Ein Mann und sein Roller

Da es bei der nächsten Wahl ausschließlich um den Job des Bürgermeisters geht, ist der SPD-Wahlkampf ganz auf den Kandidaten zugeschnitten: Jochen Gottke wird den Neukirchen-Vluynern als Experte, Bürger und Mensch präsentiert. Als Experte, weil er als Leitender Verwaltungsdirektor der Stadt Solingen die Qualifikation besitzt, große Verwaltungseinheiten zu führen. Als Bürger, weil er der Neukirchen-Vluyner von nebenan ist, der sich sozial engagiert. Und als Mensch, weil auch ein Bürgermeisterkandidat seine kleinen Schwächen hat – bei Jochen Gottke ist es sein heiß geliebter Motorroller.

Und so wird er in den kommenden Monaten im Großformat das Stadtbild bereichern, im Vordergrund Jochen Gottke im dunklen Anzug und mit roter Krawatte, im Hintergrund sein cremefarbener Roller. Sein Team sieht in ihm den „perfekten Kandidaten“, er selbst merkt mit einem Schmunzeln an: „Politik ist nicht nur bierernst.“

Die Wähler an die Urnen bringen

Nicht nur, aber oft genug: Die größte Sorge der Sozialdemokraten ist die Wahlbeteiligung. Die Wähler zu mobilisieren sei – und da sind sich alle einig – schon bei der Kommunalwahl schwierig gewesen und werde bei der Bürgermeisterwahl mit Sicherheit nicht leichter. Daher nutzt das Wahlkampf-Team konsequent die neuen Medien, setzt aufs Internet und auf Facebook. Man will mit dem Wahlkampf aber nicht nur emotional, sondern auch inhaltlich überzeugen.

Die SPD verschweigt zudem nicht, dass es eben nicht nur darum geht, den Bürgermeister zu stellen.

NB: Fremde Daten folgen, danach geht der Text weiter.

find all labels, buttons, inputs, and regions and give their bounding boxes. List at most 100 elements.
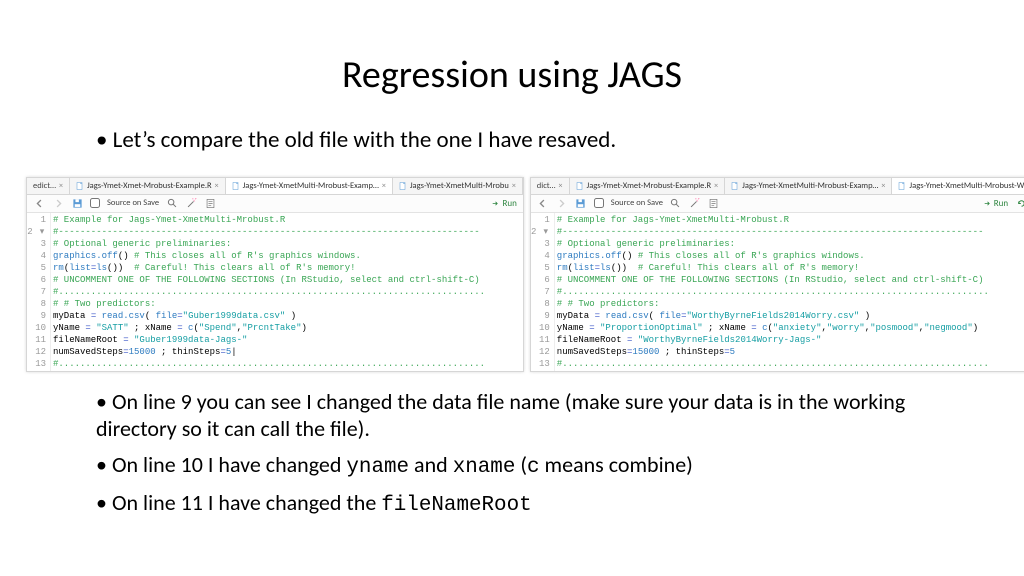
code-line[interactable]: # # Two predictors:	[557, 298, 1024, 310]
editor-toolbar: Source on SaveRun	[27, 195, 523, 213]
save-icon[interactable]	[575, 197, 587, 209]
close-icon[interactable]: ×	[59, 181, 63, 191]
editor-pane-left: edict…×Jags-Ymet-Xmet-Mrobust-Example.R×…	[26, 177, 524, 372]
r-file-icon	[576, 182, 584, 190]
close-icon[interactable]: ×	[881, 181, 885, 191]
code-line[interactable]: # Example for Jags-Ymet-XmetMulti-Mrobus…	[53, 214, 521, 226]
inline-code: yname	[346, 456, 409, 479]
run-button[interactable]: Run	[491, 198, 516, 209]
editor-tab[interactable]: Jags-Ymet-XmetMulti-Mrobust-Examp…×	[725, 178, 892, 194]
forward-icon[interactable]	[556, 197, 568, 209]
code-line[interactable]: fileNameRoot = "WorthyByrneFields2014Wor…	[557, 334, 1024, 346]
code-line[interactable]: # UNCOMMENT ONE OF THE FOLLOWING SECTION…	[53, 274, 521, 286]
tab-bar: edict…×Jags-Ymet-Xmet-Mrobust-Example.R×…	[27, 178, 523, 195]
code-line[interactable]: fileNameRoot = "Guber1999data-Jags-"	[53, 334, 521, 346]
code-line[interactable]: #.......................................…	[53, 358, 521, 370]
code-line[interactable]: numSavedSteps=15000 ; thinSteps=5|	[53, 346, 521, 358]
inline-code: c	[527, 456, 540, 479]
editor-tab[interactable]: Jags-Ymet-Xmet-Mrobust-Example.R×	[570, 178, 726, 194]
editor-tab[interactable]: edict…×	[27, 178, 70, 194]
find-icon[interactable]	[670, 197, 682, 209]
bottom-bullets: On line 9 you can see I changed the data…	[0, 378, 1024, 531]
close-icon[interactable]: ×	[382, 181, 386, 191]
tab-label: Jags-Ymet-Xmet-Mrobust-Example.R	[87, 181, 212, 191]
code-line[interactable]: #---------------------------------------…	[557, 226, 1024, 238]
editor-tab[interactable]: dict…×	[531, 178, 570, 194]
r-file-icon	[731, 182, 739, 190]
tab-label: Jags-Ymet-XmetMulti-Mrobust-Worth…	[909, 181, 1024, 191]
source-on-save-checkbox[interactable]	[90, 198, 100, 208]
source-on-save-checkbox[interactable]	[594, 198, 604, 208]
lead-bullets: Let’s compare the old file with the one …	[0, 116, 1024, 171]
editor-tab[interactable]: Jags-Ymet-XmetMulti-Mrobu×	[393, 178, 523, 194]
close-icon[interactable]: ×	[714, 181, 718, 191]
fold-icon[interactable]: ▾	[542, 226, 550, 238]
report-icon[interactable]	[204, 197, 216, 209]
code-line[interactable]: #.......................................…	[557, 358, 1024, 370]
inline-code: fileNameRoot	[381, 494, 531, 517]
report-icon[interactable]	[708, 197, 720, 209]
rerun-icon[interactable]	[1015, 197, 1024, 209]
comparison-panes: edict…×Jags-Ymet-Xmet-Mrobust-Example.R×…	[0, 171, 1024, 378]
forward-icon[interactable]	[52, 197, 64, 209]
editor-tab[interactable]: Jags-Ymet-XmetMulti-Mrobust-Worth…×	[892, 178, 1024, 194]
code-line[interactable]: yName = "SATT" ; xName = c("Spend","Prcn…	[53, 322, 521, 334]
fold-icon[interactable]: ▾	[38, 226, 46, 238]
r-file-icon	[399, 182, 407, 190]
tab-label: Jags-Ymet-Xmet-Mrobust-Example.R	[587, 181, 712, 191]
code-line[interactable]: rm(list=ls()) # Careful! This clears all…	[53, 262, 521, 274]
tab-bar: dict…×Jags-Ymet-Xmet-Mrobust-Example.R×J…	[531, 178, 1024, 195]
bullet-text: On line 11 I have changed the	[112, 489, 381, 516]
bullet-text: means combine)	[540, 451, 693, 478]
bullet-item: On line 11 I have changed the fileNameRo…	[96, 489, 942, 519]
code-line[interactable]: numSavedSteps=15000 ; thinSteps=5	[557, 346, 1024, 358]
wand-icon[interactable]	[689, 197, 701, 209]
code-line[interactable]: # Example for Jags-Ymet-XmetMulti-Mrobus…	[557, 214, 1024, 226]
code-editor[interactable]: 12 ▾345678910111213# Example for Jags-Ym…	[531, 213, 1024, 371]
close-icon[interactable]: ×	[559, 181, 563, 191]
code-line[interactable]: myData = read.csv( file="WorthyByrneFiel…	[557, 310, 1024, 322]
code-line[interactable]: graphics.off() # This closes all of R's …	[557, 250, 1024, 262]
back-icon[interactable]	[33, 197, 45, 209]
source-on-save-label: Source on Save	[611, 198, 663, 208]
editor-tab[interactable]: Jags-Ymet-XmetMulti-Mrobust-Examp…×	[226, 178, 393, 194]
code-editor[interactable]: 12 ▾345678910111213# Example for Jags-Ym…	[27, 213, 523, 371]
bullet-item: On line 10 I have changed yname and xnam…	[96, 451, 942, 481]
code-line[interactable]: #.......................................…	[53, 286, 521, 298]
tab-label: Jags-Ymet-XmetMulti-Mrobust-Examp…	[243, 181, 379, 191]
code-line[interactable]: rm(list=ls()) # Careful! This clears all…	[557, 262, 1024, 274]
code-line[interactable]: #---------------------------------------…	[53, 226, 521, 238]
editor-tab[interactable]: Jags-Ymet-Xmet-Mrobust-Example.R×	[70, 178, 226, 194]
bullet-text: On line 9 you can see I changed the data…	[96, 388, 905, 443]
close-icon[interactable]: ×	[215, 181, 219, 191]
code-line[interactable]: #.......................................…	[557, 286, 1024, 298]
save-icon[interactable]	[71, 197, 83, 209]
code-area[interactable]: # Example for Jags-Ymet-XmetMulti-Mrobus…	[555, 213, 1024, 371]
close-icon[interactable]: ×	[512, 181, 516, 191]
lead-bullet: Let’s compare the old file with the one …	[96, 126, 942, 155]
code-area[interactable]: # Example for Jags-Ymet-XmetMulti-Mrobus…	[51, 213, 523, 371]
code-line[interactable]: yName = "ProportionOptimal" ; xName = c(…	[557, 322, 1024, 334]
editor-pane-right: dict…×Jags-Ymet-Xmet-Mrobust-Example.R×J…	[530, 177, 1024, 372]
code-line[interactable]: # # Two predictors:	[53, 298, 521, 310]
tab-label: edict…	[33, 181, 56, 191]
code-line[interactable]: # UNCOMMENT ONE OF THE FOLLOWING SECTION…	[557, 274, 1024, 286]
gutter: 12 ▾345678910111213	[531, 213, 555, 371]
code-line[interactable]: # Optional generic preliminaries:	[53, 238, 521, 250]
bullet-item: On line 9 you can see I changed the data…	[96, 388, 942, 443]
r-file-icon	[898, 182, 906, 190]
find-icon[interactable]	[166, 197, 178, 209]
back-icon[interactable]	[537, 197, 549, 209]
inline-code: xname	[453, 456, 516, 479]
code-line[interactable]: graphics.off() # This closes all of R's …	[53, 250, 521, 262]
run-button[interactable]: Run	[983, 198, 1008, 209]
bullet-text: (	[515, 451, 527, 478]
editor-toolbar: Source on SaveRunSource	[531, 195, 1024, 213]
bullet-text: On line 10 I have changed	[112, 451, 346, 478]
r-file-icon	[76, 182, 84, 190]
code-line[interactable]: myData = read.csv( file="Guber1999data.c…	[53, 310, 521, 322]
wand-icon[interactable]	[185, 197, 197, 209]
code-line[interactable]: # Optional generic preliminaries:	[557, 238, 1024, 250]
gutter: 12 ▾345678910111213	[27, 213, 51, 371]
r-file-icon	[232, 182, 240, 190]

Denn dieser hat eine Stimme im Rat, und mit dieser einen Stimme steht und fällt die Mehrheit – wird Jochen Gottke zum Bürgermeister gewählt, so könnte er vermutlich einige der Probleme angehen, die er während seines Wahlkampfes in den Fokus stellt.

Als da wären die dringende Sanierung der Straßen, Kanäle und Schulen, sowie der Umbau der Stadtverwaltung. Diese müsse umstrukturiert werden, so Gottke, sonst ließen sich die Aufgaben der kommenden Jahre nicht bewältigen. Dass sich mit Bürgermeister Gottke etwas ändern wird, da sind sich die Sozialdemokraten sicher. Immerhin stellt die SPD seit der Kommunalwahl 2014 die stärkste Fraktion im Rat.